The Patient Safety Strategy says new system will use AI to improve learning from care incidents.

New NHS digital reporting system will allow safety concerns to be reported via mobile phones

By Tammy Lovell
06:52 AM

A new national patient safety reporting system will allow staff, patients and families to report care incidents on their mobile phones.

The system will replace the “outdated technology” currently being used to report incidents, according to the recently published NHS patient safety strategy.

Since 2003, the National Reporting and Learning System (NRLS) has been the main system for reporting and reviewing patient safety incidents. The database receives around two million incidents a year and is used to develop NHS policy and guidance.

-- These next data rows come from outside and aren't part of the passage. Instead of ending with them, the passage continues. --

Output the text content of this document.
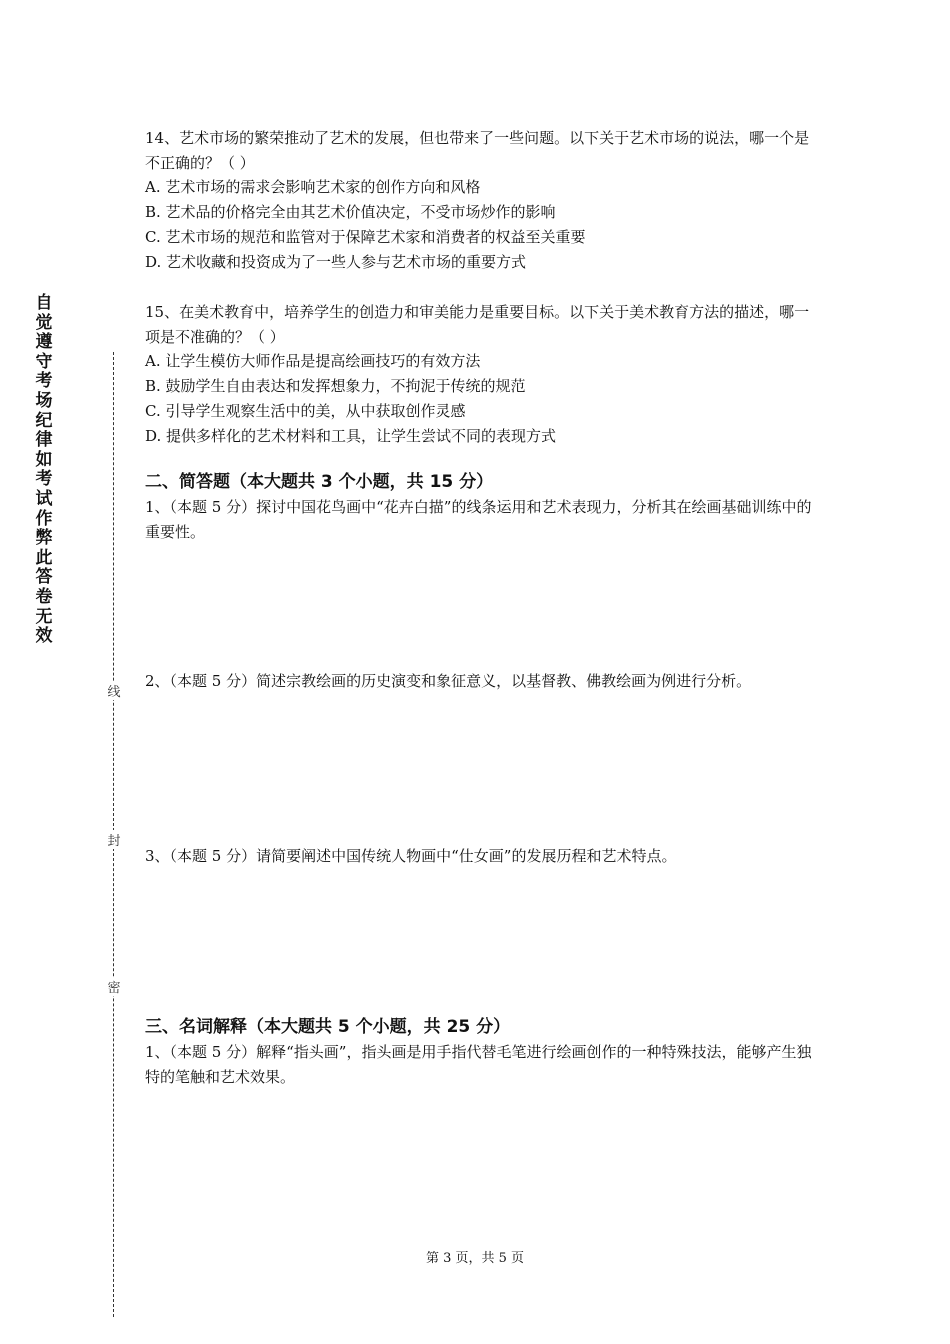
自觉遵守考场纪律如考试作弊此答卷无效
线
封
密

14、艺术市场的繁荣推动了艺术的发展，但也带来了一些问题。以下关于艺术市场的说法，哪一个是不正确的？（ ）

A. 艺术市场的需求会影响艺术家的创作方向和风格

B. 艺术品的价格完全由其艺术价值决定，不受市场炒作的影响

C. 艺术市场的规范和监管对于保障艺术家和消费者的权益至关重要

D. 艺术收藏和投资成为了一些人参与艺术市场的重要方式

15、在美术教育中，培养学生的创造力和审美能力是重要目标。以下关于美术教育方法的描述，哪一项是不准确的？（ ）

A. 让学生模仿大师作品是提高绘画技巧的有效方法

B. 鼓励学生自由表达和发挥想象力，不拘泥于传统的规范

C. 引导学生观察生活中的美，从中获取创作灵感

D. 提供多样化的艺术材料和工具，让学生尝试不同的表现方式

二、简答题（本大题共 3 个小题，共 15 分）

1、（本题 5 分）探讨中国花鸟画中“花卉白描”的线条运用和艺术表现力，分析其在绘画基础训练中的重要性。

2、（本题 5 分）简述宗教绘画的历史演变和象征意义，以基督教、佛教绘画为例进行分析。

3、（本题 5 分）请简要阐述中国传统人物画中“仕女画”的发展历程和艺术特点。

三、名词解释（本大题共 5 个小题，共 25 分）

1、（本题 5 分）解释“指头画”，指头画是用手指代替毛笔进行绘画创作的一种特殊技法，能够产生独特的笔触和艺术效果。

第 3 页，共 5 页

But the outdated system will now be replaced by the Patient Safety Incident Management System (PSIMIS), which will use technology such as data-cleansing algorithms to protect patient anonymity and artificial intelligence (AI) to process incident data in new ways.

WHY IT MATTERS

According to the strategy document, the new system will use a “single simple portal” to make safety incident reporting “easier and more rewarding,” increasing insight from parts of the NHS, like primary care, that find it harder to report.

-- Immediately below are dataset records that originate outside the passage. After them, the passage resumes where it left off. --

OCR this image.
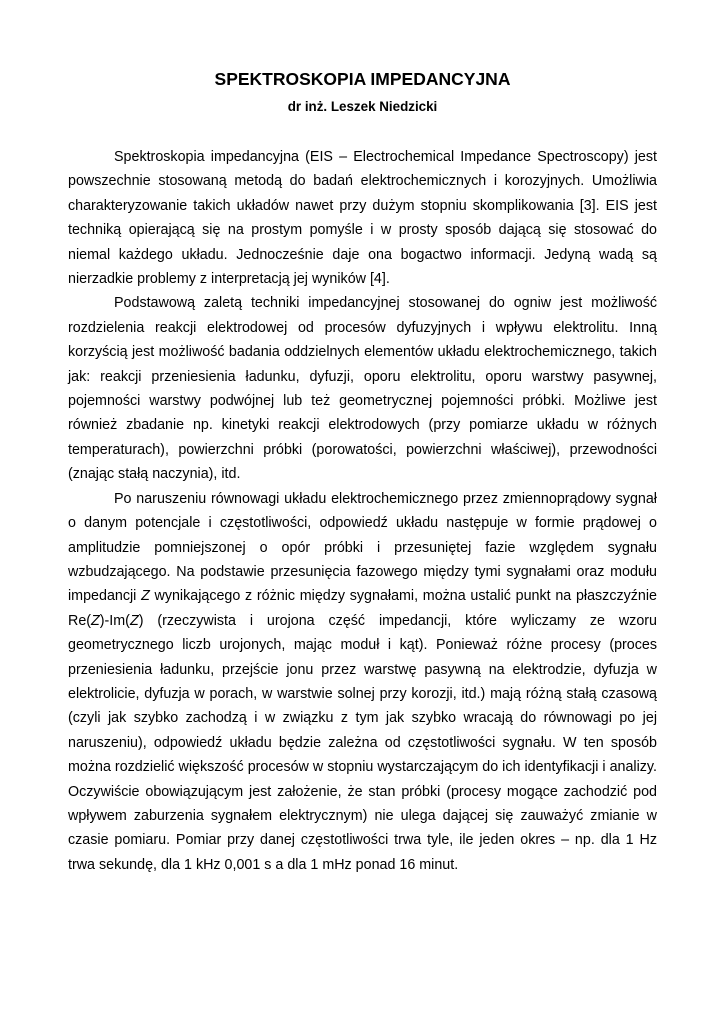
SPEKTROSKOPIA IMPEDANCYJNA
dr inż. Leszek Niedzicki

Spektroskopia impedancyjna (EIS – Electrochemical Impedance Spectroscopy) jest powszechnie stosowaną metodą do badań elektrochemicznych i korozyjnych. Umożliwia charakteryzowanie takich układów nawet przy dużym stopniu skomplikowania [3]. EIS jest techniką opierającą się na prostym pomyśle i w prosty sposób dającą się stosować do niemal każdego układu. Jednocześnie daje ona bogactwo informacji. Jedyną wadą są nierzadkie problemy z interpretacją jej wyników [4].

Podstawową zaletą techniki impedancyjnej stosowanej do ogniw jest możliwość rozdzielenia reakcji elektrodowej od procesów dyfuzyjnych i wpływu elektrolitu. Inną korzyścią jest możliwość badania oddzielnych elementów układu elektrochemicznego, takich jak: reakcji przeniesienia ładunku, dyfuzji, oporu elektrolitu, oporu warstwy pasywnej, pojemności warstwy podwójnej lub też geometrycznej pojemności próbki. Możliwe jest również zbadanie np. kinetyki reakcji elektrodowych (przy pomiarze układu w różnych temperaturach), powierzchni próbki (porowatości, powierzchni właściwej), przewodności (znając stałą naczynia), itd.

Po naruszeniu równowagi układu elektrochemicznego przez zmiennoprądowy sygnał o danym potencjale i częstotliwości, odpowiedź układu następuje w formie prądowej o amplitudzie pomniejszonej o opór próbki i przesuniętej fazie względem sygnału wzbudzającego. Na podstawie przesunięcia fazowego między tymi sygnałami oraz modułu impedancji Z wynikającego z różnic między sygnałami, można ustalić punkt na płaszczyźnie Re(Z)-Im(Z) (rzeczywista i urojona część impedancji, które wyliczamy ze wzoru geometrycznego liczb urojonych, mając moduł i kąt). Ponieważ różne procesy (proces przeniesienia ładunku, przejście jonu przez warstwę pasywną na elektrodzie, dyfuzja w elektrolicie, dyfuzja w porach, w warstwie solnej przy korozji, itd.) mają różną stałą czasową (czyli jak szybko zachodzą i w związku z tym jak szybko wracają do równowagi po jej naruszeniu), odpowiedź układu będzie zależna od częstotliwości sygnału. W ten sposób można rozdzielić większość procesów w stopniu wystarczającym do ich identyfikacji i analizy. Oczywiście obowiązującym jest założenie, że stan próbki (procesy mogące zachodzić pod wpływem zaburzenia sygnałem elektrycznym) nie ulega dającej się zauważyć zmianie w czasie pomiaru. Pomiar przy danej częstotliwości trwa tyle, ile jeden okres – np. dla 1 Hz trwa sekundę, dla 1 kHz 0,001 s a dla 1 mHz ponad 16 minut.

Whereas the NRLS works primarily in hospitals, the new system is being designed to also be used in primary and community care settings.

“You can do it from your mobile phone and it’s designed to support you to do what you need quickly and easily without needing loads of kit to support it,” said Lucie Musset, NHS patient safety lead for the new product.

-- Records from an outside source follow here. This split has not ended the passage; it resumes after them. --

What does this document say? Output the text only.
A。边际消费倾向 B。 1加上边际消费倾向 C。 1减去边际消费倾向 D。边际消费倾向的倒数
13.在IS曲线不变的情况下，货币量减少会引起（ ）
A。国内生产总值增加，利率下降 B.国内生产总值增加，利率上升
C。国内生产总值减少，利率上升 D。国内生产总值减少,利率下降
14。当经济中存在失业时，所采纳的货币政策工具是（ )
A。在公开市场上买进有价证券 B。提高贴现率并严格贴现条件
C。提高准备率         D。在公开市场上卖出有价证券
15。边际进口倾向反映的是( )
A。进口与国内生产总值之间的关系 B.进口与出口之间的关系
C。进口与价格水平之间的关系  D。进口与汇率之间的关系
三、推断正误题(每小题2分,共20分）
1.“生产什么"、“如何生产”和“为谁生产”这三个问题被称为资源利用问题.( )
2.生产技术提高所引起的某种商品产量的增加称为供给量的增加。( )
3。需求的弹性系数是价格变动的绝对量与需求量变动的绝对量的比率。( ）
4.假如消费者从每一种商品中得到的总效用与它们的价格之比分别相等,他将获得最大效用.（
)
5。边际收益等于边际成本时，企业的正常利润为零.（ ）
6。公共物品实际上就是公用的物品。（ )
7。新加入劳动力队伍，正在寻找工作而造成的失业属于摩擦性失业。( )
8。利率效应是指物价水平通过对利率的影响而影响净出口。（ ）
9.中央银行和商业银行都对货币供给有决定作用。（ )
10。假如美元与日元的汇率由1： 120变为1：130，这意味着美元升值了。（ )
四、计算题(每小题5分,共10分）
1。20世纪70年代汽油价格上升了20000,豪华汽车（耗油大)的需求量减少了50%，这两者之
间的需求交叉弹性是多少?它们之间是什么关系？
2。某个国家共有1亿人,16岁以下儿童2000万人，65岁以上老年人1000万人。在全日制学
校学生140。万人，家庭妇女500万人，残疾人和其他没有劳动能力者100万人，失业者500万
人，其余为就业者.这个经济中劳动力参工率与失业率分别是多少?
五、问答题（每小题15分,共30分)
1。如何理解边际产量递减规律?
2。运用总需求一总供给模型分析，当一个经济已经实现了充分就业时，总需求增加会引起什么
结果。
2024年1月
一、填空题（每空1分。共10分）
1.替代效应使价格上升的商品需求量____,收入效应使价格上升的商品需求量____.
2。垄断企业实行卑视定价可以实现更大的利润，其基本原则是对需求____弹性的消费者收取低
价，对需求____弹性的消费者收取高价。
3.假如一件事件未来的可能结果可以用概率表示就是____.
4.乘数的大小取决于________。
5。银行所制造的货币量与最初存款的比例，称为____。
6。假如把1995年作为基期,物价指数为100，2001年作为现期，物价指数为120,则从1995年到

The system also aims to make safety data “more accessible and transparent” by offering a self-service portal to search, analysis and download data to support local learning and improvement.

THE LARGER TREND

NHS England and Improvement national director of patient safety, Dr Adrian Fowler, is leading the patient safety strategy to support the delivery of the NHS long-term plan. It aims to improve the safety of patients over the next decade, by helping staff to play an active role in spotting and stopping safety issues.

ON THE RECORD

Dr Fowler said: “The NHS is already a pioneer for safety – developing the world’s first and largest incident reporting system - but we want to go even further as part of our long-term plan.”

Musset said: “The new system is not only about updating the technology, but it’s about creating something that fits with the kind of patient safety culture that we want to see now.”

Amber Jabber, head of policy at NHS Providers, said: “It is right that NHS staff across all levels are given the training, expertise and resources needed to fully embed an effective safety culture and spot the risks of patient harm when they occur. Staff and trusts must also have the support and resource they require to adopt the digital solutions which will play a key role in delivering these aims.”